A series of novel pyridazinones,1,3,4-oxadizole, and 1,2,4-triazole derivatives has been synthesized using a facile strategy and screened for antimicrobial activities. Some of the prepared compounds exhibit high antibacterial and antifungal activities compared with the standard drugs.

Experimental

Uncorrected melting points were measured on a Gallen Kamp electric melting point apparatus.
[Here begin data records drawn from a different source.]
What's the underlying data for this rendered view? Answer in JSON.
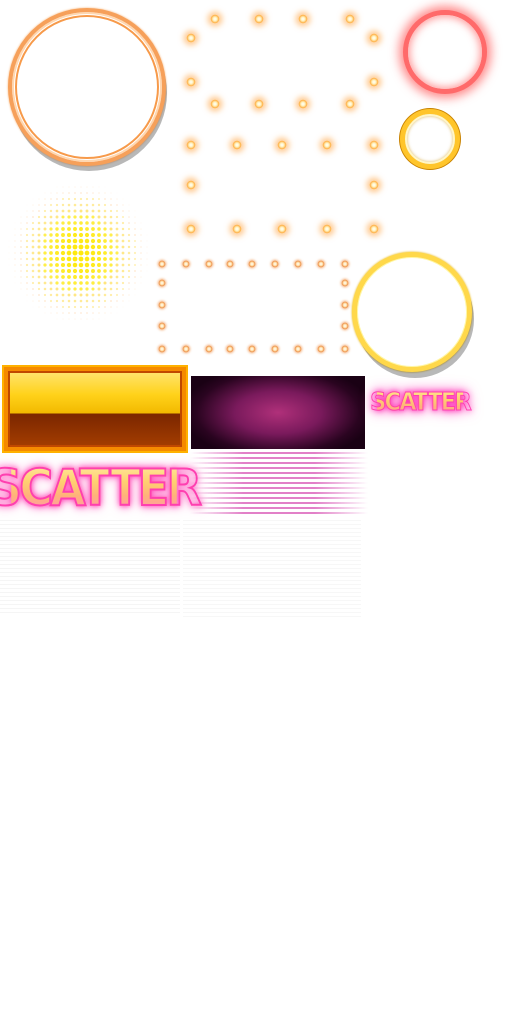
{
  "sprite_sheet": {
    "scatter_large_text": "SCATTER",
    "scatter_small_text": "SCATTER",
    "colors": {
      "orange_ring": "#f6a05a",
      "red_glow_ring": "#ff6a6a",
      "gold_ring": "#ffc52b",
      "yellow_ring": "#ffd84a",
      "bulb_glow": "#ffb24a",
      "halftone_yellow": "#ffe600",
      "gold_bar_top": "#ffd21a",
      "gold_bar_bottom": "#a23c00",
      "magenta_panel": "#b0307a",
      "pink_stripes": "#d23caa",
      "scatter_outline": "#ff3fb0"
    }
  }
}
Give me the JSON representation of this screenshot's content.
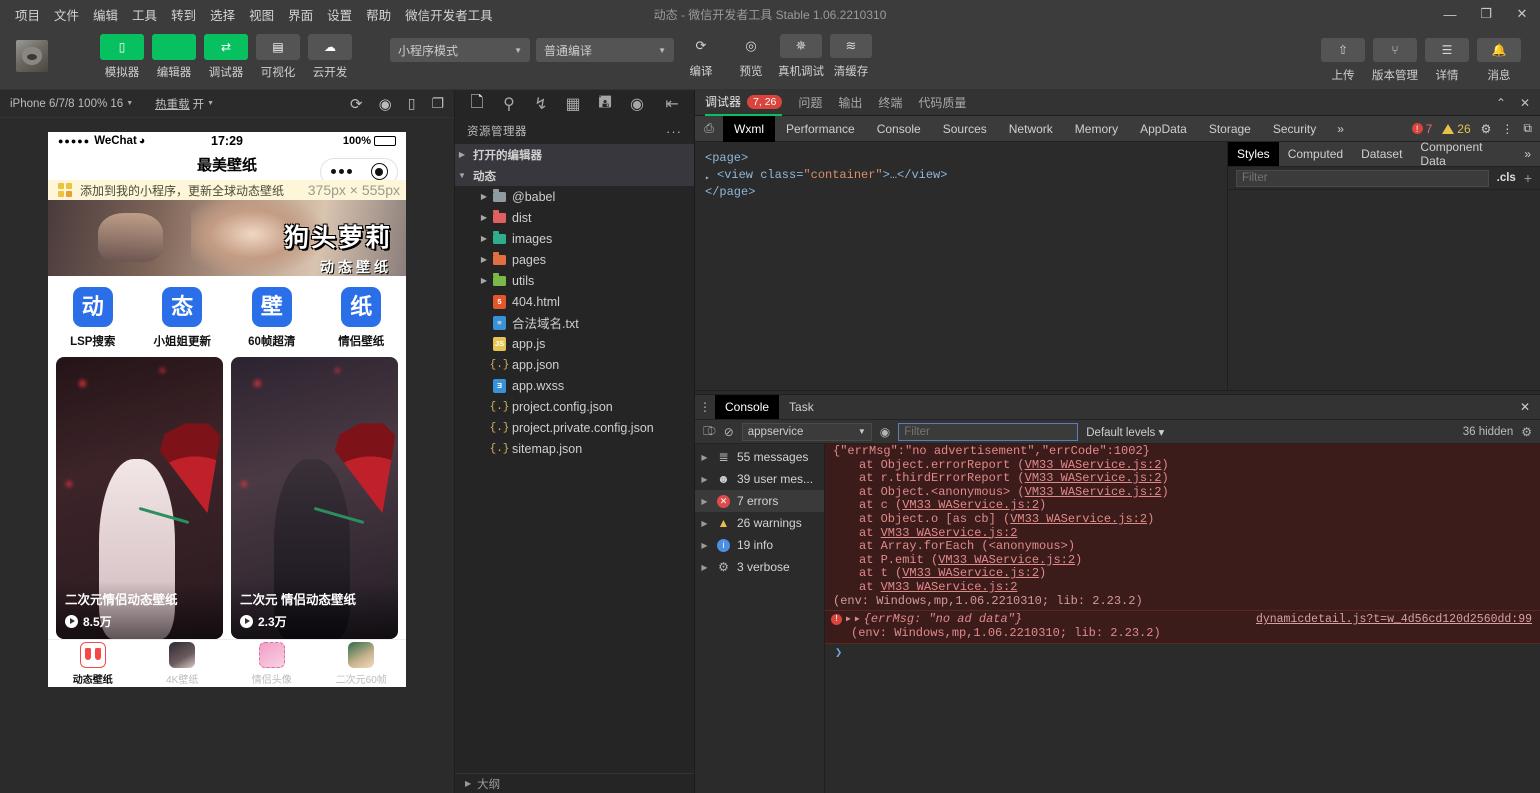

Infrared spectra were recorded using potassium bromide disks on FTIR Thermo Electron Nicolet 7600 (USA) infrared spectrometer at the central laboratory of Faculty of Science, Ain Shams University. ¹H-NMR (300 MHz) and ¹³C-NMR (75 MHz) spectra were measured in DMSO-d₆ on a Varian plus instrument. Mass spectra were recorded on a Shimadzu GC-MS QP-1000EX mass spectrometer operating at 70 eV at the Micro Analytical Center of Cairo University. The progress of all reactions was monitored by thin layer chromatography using Merck Kiesel gel 60 F₂₅₄ aluminum-backed plates. The spots were developed using a UV lamp.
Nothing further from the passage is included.